Is animal testing acceptable? (Pro)

AK Pachla, Copy Editor

I’ve heard horror stories of animals leading tortured lives in tiny cages being poked and injected and slathered in toxic goo in the name of research. Horror gets headlines, I suppose. But there’s another side to veterinary research.

I myself, in an odd way, am the direct beneficiary of a medical procedure first performed on animals. I was delivered, as is about 20% of the population, by Caesarian section. By the time the first human C- section was performed, farmers and herdsmen had been performing them successfully on their stock for years.

While this type of “research” certainly isn’t formal, it shows the potential of having creatures similar to ourselves to learn from. Surgical birth was performed on livestock with the intention of saving both animals, and it did that so well we began performing them medically. The procedure has saved billions of lives, both our own and the animals we care for.
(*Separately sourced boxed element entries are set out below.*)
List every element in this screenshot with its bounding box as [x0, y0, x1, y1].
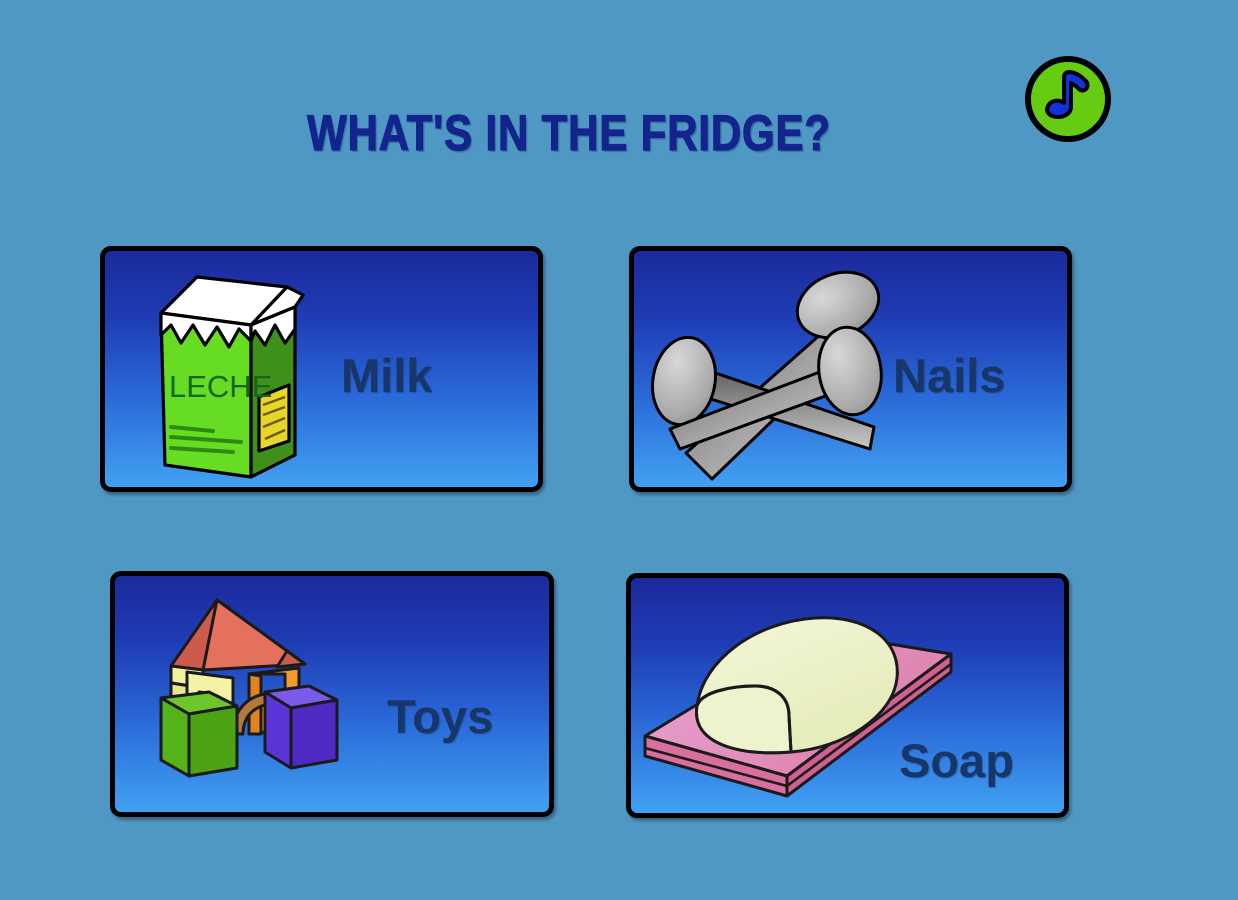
- choice-card-milk[interactable]: LECHE Milk: [100, 246, 543, 492]
- svg-text:LECHE: LECHE: [169, 369, 272, 404]
- choice-label-nails: Nails: [893, 348, 1005, 403]
- building-blocks-icon: [137, 582, 352, 797]
- milk-carton-icon: LECHE: [155, 269, 315, 485]
- choice-card-soap[interactable]: Soap: [626, 573, 1069, 818]
- choice-label-toys: Toys: [387, 689, 493, 744]
- choice-label-milk: Milk: [341, 348, 432, 403]
- choice-card-toys[interactable]: Toys: [110, 571, 554, 817]
- nails-icon: [642, 253, 910, 492]
- music-toggle-button[interactable]: [1024, 55, 1112, 143]
- choice-label-soap: Soap: [899, 733, 1014, 788]
- music-note-icon: [1024, 55, 1112, 143]
- page-title: WHAT'S IN THE FRIDGE?: [91, 104, 1047, 162]
- choice-card-nails[interactable]: Nails: [629, 246, 1072, 492]
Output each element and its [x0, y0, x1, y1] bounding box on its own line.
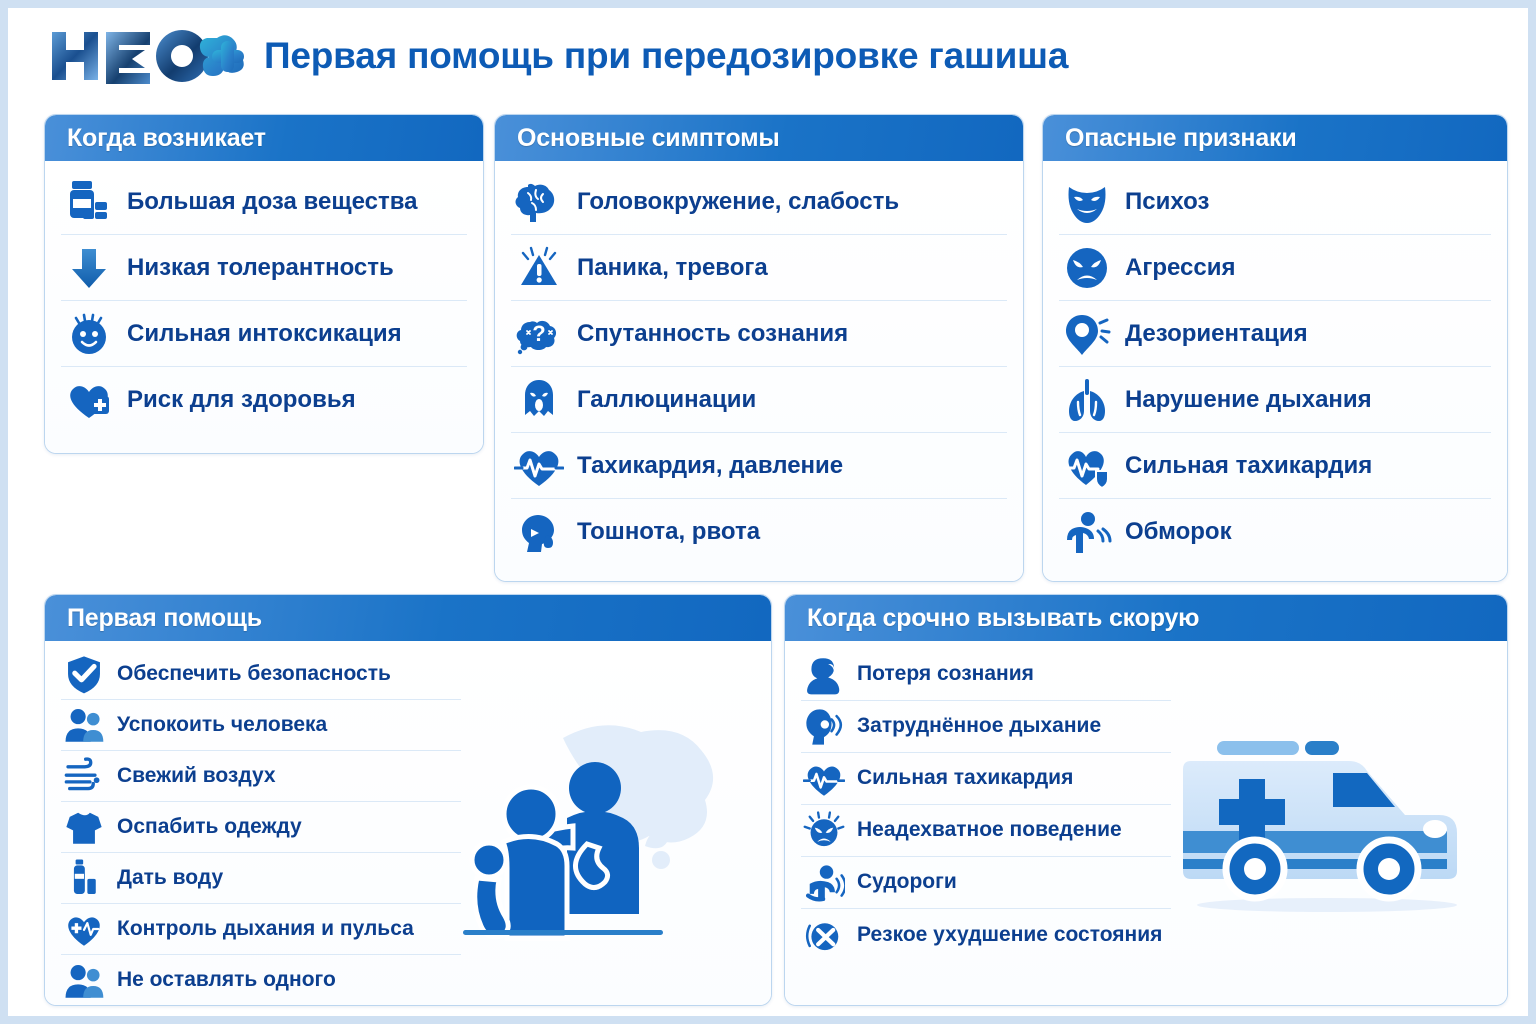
vomiting-icon [511, 504, 567, 560]
list-item[interactable]: Затруднённое дыхание [801, 701, 1171, 753]
list-item[interactable]: Тошнота, рвота [511, 499, 1007, 565]
list-item-label: Дать воду [117, 867, 223, 889]
page-title: Первая помощь при передозировке гашиша [264, 35, 1068, 77]
list-item[interactable]: Судороги [801, 857, 1171, 909]
list-item-label: Затруднённое дыхание [857, 715, 1101, 737]
list-item[interactable]: Сильная тахикардия [1059, 433, 1491, 499]
panel-symptoms: Основные симптомы Головокружение, слабос… [494, 114, 1024, 582]
list-item[interactable]: Большая доза вещества [61, 169, 467, 235]
panel-body-emergency: Потеря сознания Затруднённое дыхание [785, 641, 1507, 1005]
heart-cross-icon [61, 372, 117, 428]
wind-icon [61, 753, 107, 799]
panel-header-when: Когда возникает [45, 115, 483, 161]
dizzy-face-icon [61, 306, 117, 362]
panel-title-emergency: Когда срочно вызывать скорую [807, 604, 1199, 633]
list-item[interactable]: Резкое ухудшение состояния [801, 909, 1171, 961]
list-item-label: Резкое ухудшение состояния [857, 924, 1162, 946]
pill-bottle-icon [61, 174, 117, 230]
infographic-root: Первая помощь при передозировке гашиша К… [0, 0, 1536, 1024]
tshirt-icon [61, 804, 107, 850]
list-item-label: Паника, тревога [577, 255, 768, 280]
list-item[interactable]: Низкая толерантность [61, 235, 467, 301]
panel-danger: Опасные признаки Психоз [1042, 114, 1508, 582]
list-item[interactable]: Дать воду [61, 853, 461, 904]
list-item-label: Обморок [1125, 519, 1232, 544]
list-item-label: Потеря сознания [857, 663, 1034, 685]
heart-shield-pulse-icon [1059, 438, 1115, 494]
water-bottle-icon [61, 855, 107, 901]
panel-body-firstaid: Обеспечить безопасность Успокоить челове… [45, 641, 771, 1006]
two-people-supporting-illustration [463, 718, 753, 968]
list-item-label: Не оставлять одного [117, 969, 336, 991]
list-item-label: Судороги [857, 871, 957, 893]
list-item-label: Галлюцинации [577, 387, 756, 412]
list-item[interactable]: Обморок [1059, 499, 1491, 565]
list-item[interactable]: Потеря сознания [801, 649, 1171, 701]
list-item-label: Дезориентация [1125, 321, 1308, 346]
infographic-page: Первая помощь при передозировке гашиша К… [8, 8, 1528, 1016]
list-item-label: Головокружение, слабость [577, 189, 899, 214]
panel-when: Когда возникает Большая до [44, 114, 484, 454]
list-item[interactable]: Риск для здоровья [61, 367, 467, 433]
panel-header-firstaid: Первая помощь [45, 595, 771, 641]
panel-header-symptoms: Основные симптомы [495, 115, 1023, 161]
down-arrow-icon [61, 240, 117, 296]
question-cloud-icon: ? [511, 306, 567, 362]
list-item-label: Тошнота, рвота [577, 519, 760, 544]
list-item[interactable]: Психоз [1059, 169, 1491, 235]
list-item-label: Успокоить человека [117, 714, 327, 736]
list-item-label: Сильная тахикардия [1125, 453, 1372, 478]
heart-monitor-icon [61, 906, 107, 952]
list-item[interactable]: Паника, тревога [511, 235, 1007, 301]
list-item[interactable]: Дезориентация [1059, 301, 1491, 367]
list-item-label: Большая доза вещества [127, 189, 418, 214]
list-item-label: Низкая толерантность [127, 255, 394, 280]
disoriented-head-icon [1059, 306, 1115, 362]
list-item-label: Свежий воздух [117, 765, 276, 787]
list-item-label: Нарушение дыхания [1125, 387, 1372, 412]
two-people-icon [61, 958, 107, 1004]
agitated-face-icon [801, 808, 847, 854]
list-item[interactable]: Не оставлять одного [61, 955, 461, 1006]
list-item-label: Тахикардия, давление [577, 453, 843, 478]
neo-plus-logo [48, 28, 244, 84]
panel-title-when: Когда возникает [67, 124, 266, 153]
ghost-icon [511, 372, 567, 428]
list-item[interactable]: Сильная тахикардия [801, 753, 1171, 805]
panel-header-emergency: Когда срочно вызывать скорую [785, 595, 1507, 641]
panel-title-symptoms: Основные симптомы [517, 124, 780, 153]
list-item[interactable]: Успокоить человека [61, 700, 461, 751]
fainting-person-icon [1059, 504, 1115, 560]
panel-emergency: Когда срочно вызывать скорую [784, 594, 1508, 1006]
list-item[interactable]: Оспабить одежду [61, 802, 461, 853]
list-item[interactable]: Агрессия [1059, 235, 1491, 301]
list-item[interactable]: Головокружение, слабость [511, 169, 1007, 235]
list-item[interactable]: Неадехватное поведение [801, 805, 1171, 857]
lungs-icon [1059, 372, 1115, 428]
two-people-icon [61, 702, 107, 748]
evil-mask-icon [1059, 174, 1115, 230]
warning-triangle-icon [511, 240, 567, 296]
brain-icon [511, 174, 567, 230]
svg-text:?: ? [532, 321, 545, 346]
ambulance-illustration [1177, 733, 1477, 923]
breathing-difficulty-icon [801, 704, 847, 750]
list-item[interactable]: Тахикардия, давление [511, 433, 1007, 499]
list-item[interactable]: Контроль дыхания и пульса [61, 904, 461, 955]
panel-title-firstaid: Первая помощь [67, 604, 262, 633]
list-item-label: Обеспечить безопасность [117, 663, 391, 685]
list-item-label: Сильная интоксикация [127, 321, 402, 346]
list-item-label: Риск для здоровья [127, 387, 356, 412]
list-item[interactable]: Сильная интоксикация [61, 301, 467, 367]
page-header: Первая помощь при передозировке гашиша [48, 20, 1068, 92]
panel-firstaid: Первая помощь [44, 594, 772, 1006]
list-item[interactable]: Галлюцинации [511, 367, 1007, 433]
list-item[interactable]: Нарушение дыхания [1059, 367, 1491, 433]
list-item-label: Сильная тахикардия [857, 767, 1073, 789]
list-item[interactable]: Обеспечить безопасность [61, 649, 461, 700]
list-item-label: Оспабить одежду [117, 816, 302, 838]
list-item-label: Неадехватное поведение [857, 819, 1122, 841]
declining-state-icon [801, 912, 847, 958]
seizure-person-icon [801, 860, 847, 906]
panel-title-danger: Опасные признаки [1065, 124, 1297, 153]
list-item-label: Психоз [1125, 189, 1209, 214]
shield-check-icon [61, 651, 107, 697]
list-item[interactable]: ? Спутанность сознания [511, 301, 1007, 367]
list-item-label: Спутанность сознания [577, 321, 848, 346]
panel-body-when: Большая доза вещества Низкая толерантнос… [45, 161, 483, 453]
list-item-label: Контроль дыхания и пульса [117, 918, 414, 940]
panel-body-symptoms: Головокружение, слабость Паника, тревога [495, 161, 1023, 581]
heart-pulse-icon [511, 438, 567, 494]
angry-face-icon [1059, 240, 1115, 296]
list-item-label: Агрессия [1125, 255, 1235, 280]
list-item[interactable]: Свежий воздух [61, 751, 461, 802]
heart-pulse-icon [801, 756, 847, 802]
panel-header-danger: Опасные признаки [1043, 115, 1507, 161]
unconscious-person-icon [801, 652, 847, 698]
panel-body-danger: Психоз Агрессия [1043, 161, 1507, 581]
A more recent example is Dr. Bruce Alexander’s 1981 addiction study performed on rats. Dr. Alexander and his colleagues found that solitary rats put in cages with steady access to cocaine will administer the drug to themselves compulsively. In some cases, the rats refused to do anything else, including eat or clean themselves, and would literally drug themselves to death.

Dr. Alexander then built a big, communal cage with art and fresh food and interesting things for rats to play with and look at and do. He called it Rat Park, and the rats immediately decided it was better than coke. When he offered the drug, all of the rats tried it, some did it repeatedly, but none to the point of physical self-neglect, as the solitary rats in the empty cages had done.

Dr. Alexander’s research with rats is revolutionizing how medical science treats addicts and addiction. We are now coming to realize the massive effect a person’s environment has on their behavior. We gained this knowledge not by doing additional damage, but by going out of our way to provide humane treatment. What we learned is that we can get rats off of coke just by being kind to them. Imagine what we could learn to do for one another. The reason there is such outcry when unethical animal research is discovered is because we understand the value of the animals we claim superiority over. We understand that the knowledge they give us is a gift and that their bodies and minds should be treated with the reverence our fellow creations deserve. It is evil to wring the life from the animals’ bodies just to study them, but let’s not let shame make us ignore their contributions.